Unter Berücksichtigung der Schwere des Fehlverhaltens einerseits und der langen Ehedauer, der ehebedingten wirtschaftlichen Nachteile der Beklagten, der aktuellen wirtschaftlichen Verhältnisse und der beabsichtigten Absicherung der Beklagten andererseits scheide eine vollständige Versagung des Unterhalts aber aus, zumal die Parteien in der Vereinbarung selbst ein langjähriges Zusammenleben der Beklagten mit einem neuen Partner nur in der Weise berücksichtigt hätten, dass auch in diesem Fall immer noch 50 % des Unterhalts geschuldet würden.

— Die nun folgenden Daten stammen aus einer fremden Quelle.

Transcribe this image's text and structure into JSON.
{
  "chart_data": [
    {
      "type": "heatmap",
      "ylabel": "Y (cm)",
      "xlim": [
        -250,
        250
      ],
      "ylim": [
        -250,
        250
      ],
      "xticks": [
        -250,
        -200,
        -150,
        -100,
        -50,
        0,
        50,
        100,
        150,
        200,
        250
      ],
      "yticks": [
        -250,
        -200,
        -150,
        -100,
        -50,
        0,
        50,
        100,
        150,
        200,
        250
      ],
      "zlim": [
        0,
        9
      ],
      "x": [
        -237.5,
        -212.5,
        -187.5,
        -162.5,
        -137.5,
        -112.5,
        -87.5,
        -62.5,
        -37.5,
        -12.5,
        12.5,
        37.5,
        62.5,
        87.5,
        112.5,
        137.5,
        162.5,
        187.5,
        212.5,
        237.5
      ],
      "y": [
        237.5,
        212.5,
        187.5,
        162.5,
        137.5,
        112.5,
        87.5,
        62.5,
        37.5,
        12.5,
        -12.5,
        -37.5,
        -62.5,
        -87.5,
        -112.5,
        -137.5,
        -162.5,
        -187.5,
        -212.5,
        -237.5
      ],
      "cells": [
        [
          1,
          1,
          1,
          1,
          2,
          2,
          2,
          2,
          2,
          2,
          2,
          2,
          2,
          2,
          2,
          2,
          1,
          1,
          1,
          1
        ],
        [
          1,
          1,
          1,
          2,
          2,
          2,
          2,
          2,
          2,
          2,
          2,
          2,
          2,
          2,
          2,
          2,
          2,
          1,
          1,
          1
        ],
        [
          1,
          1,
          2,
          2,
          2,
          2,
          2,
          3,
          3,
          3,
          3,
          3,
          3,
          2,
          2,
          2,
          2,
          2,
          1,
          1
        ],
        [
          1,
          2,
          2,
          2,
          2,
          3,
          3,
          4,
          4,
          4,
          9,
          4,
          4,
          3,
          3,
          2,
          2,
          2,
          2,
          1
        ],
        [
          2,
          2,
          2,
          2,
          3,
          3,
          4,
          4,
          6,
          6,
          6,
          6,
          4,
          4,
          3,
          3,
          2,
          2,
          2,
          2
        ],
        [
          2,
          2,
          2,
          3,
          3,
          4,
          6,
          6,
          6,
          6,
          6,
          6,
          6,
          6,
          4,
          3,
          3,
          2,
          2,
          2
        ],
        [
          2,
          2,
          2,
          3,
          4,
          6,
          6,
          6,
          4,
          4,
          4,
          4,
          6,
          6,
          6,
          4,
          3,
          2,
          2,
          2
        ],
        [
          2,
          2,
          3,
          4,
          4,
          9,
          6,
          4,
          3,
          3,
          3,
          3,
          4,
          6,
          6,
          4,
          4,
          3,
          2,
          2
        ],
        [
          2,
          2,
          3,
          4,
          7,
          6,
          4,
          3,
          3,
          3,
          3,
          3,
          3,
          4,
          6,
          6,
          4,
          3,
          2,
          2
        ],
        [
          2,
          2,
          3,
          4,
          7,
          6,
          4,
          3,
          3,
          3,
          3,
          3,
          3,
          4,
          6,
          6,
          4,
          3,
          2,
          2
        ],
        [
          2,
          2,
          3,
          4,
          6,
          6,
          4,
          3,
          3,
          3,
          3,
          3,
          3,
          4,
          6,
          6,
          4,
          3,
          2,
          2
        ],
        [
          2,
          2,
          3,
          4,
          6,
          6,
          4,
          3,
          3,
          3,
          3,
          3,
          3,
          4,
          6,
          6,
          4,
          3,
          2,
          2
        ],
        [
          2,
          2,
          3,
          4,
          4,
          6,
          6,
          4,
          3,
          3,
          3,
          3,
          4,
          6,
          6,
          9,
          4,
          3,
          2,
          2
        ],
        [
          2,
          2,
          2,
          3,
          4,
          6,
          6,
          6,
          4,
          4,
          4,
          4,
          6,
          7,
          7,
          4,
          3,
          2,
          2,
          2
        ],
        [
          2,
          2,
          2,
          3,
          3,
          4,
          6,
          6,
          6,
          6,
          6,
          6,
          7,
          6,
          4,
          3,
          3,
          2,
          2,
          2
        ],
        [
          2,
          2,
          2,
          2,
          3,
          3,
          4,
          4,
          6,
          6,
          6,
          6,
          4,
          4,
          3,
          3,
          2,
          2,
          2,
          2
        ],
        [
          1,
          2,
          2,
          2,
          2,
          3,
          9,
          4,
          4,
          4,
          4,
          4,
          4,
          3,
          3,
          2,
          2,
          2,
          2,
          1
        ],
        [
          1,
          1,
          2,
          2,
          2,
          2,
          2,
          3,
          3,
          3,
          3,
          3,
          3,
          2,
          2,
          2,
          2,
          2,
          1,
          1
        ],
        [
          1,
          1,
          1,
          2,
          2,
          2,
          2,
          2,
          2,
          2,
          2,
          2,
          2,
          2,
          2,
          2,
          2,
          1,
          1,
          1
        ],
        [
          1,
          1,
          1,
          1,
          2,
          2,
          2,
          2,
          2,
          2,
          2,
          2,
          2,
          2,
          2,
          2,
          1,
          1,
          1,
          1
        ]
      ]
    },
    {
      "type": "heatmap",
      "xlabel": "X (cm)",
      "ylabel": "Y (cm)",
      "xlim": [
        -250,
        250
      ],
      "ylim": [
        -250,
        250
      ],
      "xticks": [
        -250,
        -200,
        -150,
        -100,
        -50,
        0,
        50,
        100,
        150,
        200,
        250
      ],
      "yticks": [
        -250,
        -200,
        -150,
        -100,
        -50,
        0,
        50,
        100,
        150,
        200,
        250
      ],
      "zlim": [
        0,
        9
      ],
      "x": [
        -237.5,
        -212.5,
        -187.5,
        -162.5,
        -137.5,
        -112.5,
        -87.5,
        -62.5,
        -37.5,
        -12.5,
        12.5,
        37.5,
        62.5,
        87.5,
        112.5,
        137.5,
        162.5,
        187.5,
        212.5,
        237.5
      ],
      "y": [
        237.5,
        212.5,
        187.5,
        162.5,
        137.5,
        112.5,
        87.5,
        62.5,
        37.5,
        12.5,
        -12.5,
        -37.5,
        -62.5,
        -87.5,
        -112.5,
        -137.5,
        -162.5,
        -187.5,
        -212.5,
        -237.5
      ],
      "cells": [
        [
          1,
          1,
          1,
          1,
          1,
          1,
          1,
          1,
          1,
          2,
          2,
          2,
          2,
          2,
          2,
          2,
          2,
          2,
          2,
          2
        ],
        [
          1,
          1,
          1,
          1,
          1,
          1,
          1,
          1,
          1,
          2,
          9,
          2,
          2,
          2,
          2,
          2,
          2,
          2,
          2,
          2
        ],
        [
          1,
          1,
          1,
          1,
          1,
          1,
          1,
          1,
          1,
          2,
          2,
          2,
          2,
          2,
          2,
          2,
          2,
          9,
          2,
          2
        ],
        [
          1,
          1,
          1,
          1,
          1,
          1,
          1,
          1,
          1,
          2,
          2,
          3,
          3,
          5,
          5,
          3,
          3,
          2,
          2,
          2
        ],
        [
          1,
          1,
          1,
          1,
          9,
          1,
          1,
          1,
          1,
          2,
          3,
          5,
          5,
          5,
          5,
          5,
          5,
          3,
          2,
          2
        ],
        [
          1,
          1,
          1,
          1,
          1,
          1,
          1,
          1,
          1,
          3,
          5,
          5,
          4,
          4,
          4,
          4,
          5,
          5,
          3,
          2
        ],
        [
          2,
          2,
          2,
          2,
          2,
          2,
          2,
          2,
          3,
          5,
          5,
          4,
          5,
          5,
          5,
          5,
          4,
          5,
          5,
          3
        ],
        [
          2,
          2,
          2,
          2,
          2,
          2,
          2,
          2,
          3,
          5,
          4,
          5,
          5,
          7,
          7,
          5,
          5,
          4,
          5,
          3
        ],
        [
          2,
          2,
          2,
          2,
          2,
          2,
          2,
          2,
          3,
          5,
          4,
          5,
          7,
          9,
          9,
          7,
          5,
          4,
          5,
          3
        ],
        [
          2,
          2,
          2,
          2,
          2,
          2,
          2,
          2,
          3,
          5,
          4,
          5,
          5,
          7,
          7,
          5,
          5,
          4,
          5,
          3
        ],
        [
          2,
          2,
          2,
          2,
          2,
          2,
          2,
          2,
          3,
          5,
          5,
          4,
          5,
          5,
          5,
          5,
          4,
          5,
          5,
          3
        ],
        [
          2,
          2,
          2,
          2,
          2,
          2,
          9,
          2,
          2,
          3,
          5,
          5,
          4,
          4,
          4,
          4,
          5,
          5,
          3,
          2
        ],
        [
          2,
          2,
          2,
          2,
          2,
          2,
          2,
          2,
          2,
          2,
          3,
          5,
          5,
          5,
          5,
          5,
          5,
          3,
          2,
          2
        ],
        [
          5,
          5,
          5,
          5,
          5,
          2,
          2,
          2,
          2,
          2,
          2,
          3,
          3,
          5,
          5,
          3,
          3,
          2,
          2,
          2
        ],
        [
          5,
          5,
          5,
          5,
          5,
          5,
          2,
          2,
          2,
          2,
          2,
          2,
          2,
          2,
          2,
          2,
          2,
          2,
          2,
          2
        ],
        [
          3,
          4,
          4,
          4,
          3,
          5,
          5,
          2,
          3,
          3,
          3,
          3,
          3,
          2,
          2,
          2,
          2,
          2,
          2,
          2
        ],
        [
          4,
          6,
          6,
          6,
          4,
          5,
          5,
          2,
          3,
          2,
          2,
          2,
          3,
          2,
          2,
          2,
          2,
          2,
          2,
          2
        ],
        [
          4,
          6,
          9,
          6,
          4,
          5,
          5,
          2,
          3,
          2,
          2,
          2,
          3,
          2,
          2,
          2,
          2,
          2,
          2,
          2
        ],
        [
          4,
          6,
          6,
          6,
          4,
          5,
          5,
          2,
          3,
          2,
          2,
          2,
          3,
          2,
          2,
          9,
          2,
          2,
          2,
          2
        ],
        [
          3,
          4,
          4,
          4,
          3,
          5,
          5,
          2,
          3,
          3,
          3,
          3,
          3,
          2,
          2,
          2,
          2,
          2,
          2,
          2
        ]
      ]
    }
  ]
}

Bei der Herabsetzung seien die derzeitigen Einkommens- und Vermögensverhältnisse zu berücksichtigen. Eine Verwertung des Hausgrundstücks sei von der Beklagten nicht zu verlangen. Dass die Parteien die Abänderung der Unterhaltsvereinbarung auf veränderte tatsächliche und wirtschaftliche Verhältnisse beschränkt hätten, habe jedenfalls nicht zur Folge, dass ein Wegfall der Geschäftsgrundlage nicht geltend gemacht werden könne.

Eine weitergehende Herabsetzung oder Befristung nach § 1578 b BGB sei nicht vorzunehmen. Zwar sei im Fall des Altersunterhalts der Versorgungsausgleich zu berücksichtigen, wobei der schuldrechtliche Versorgungsausgleich noch ausstehe. Die von der Beklagten bezogene Rente erreiche aber der Höhe nach nicht die Rente, die sie im Fall ununterbrochener Berufstätigkeit beziehen würde. Des Weiteren sei nicht ersichtlich, wie die Beklagte sich zukünftig auf den Wegfall des Unterhalts einstellen solle.

II.

Die Revision des Klägers ist unzulässig. Nach ständiger Rechtsprechung des Senats kann sich die Eingrenzung der Rechtsmittelzulassung nicht nur aus dem Entscheidungstenor, sondern auch aus den Entscheidungsgründen ergeben (vgl. Senatsurteile vom 12. November 2003 – XII ZR 109/01 – FamRZ 2004, 612 Rn. 7 und BGHZ 179, 43 = FamRZ 2009, 406 Rn. 10 f. jeweils mwN).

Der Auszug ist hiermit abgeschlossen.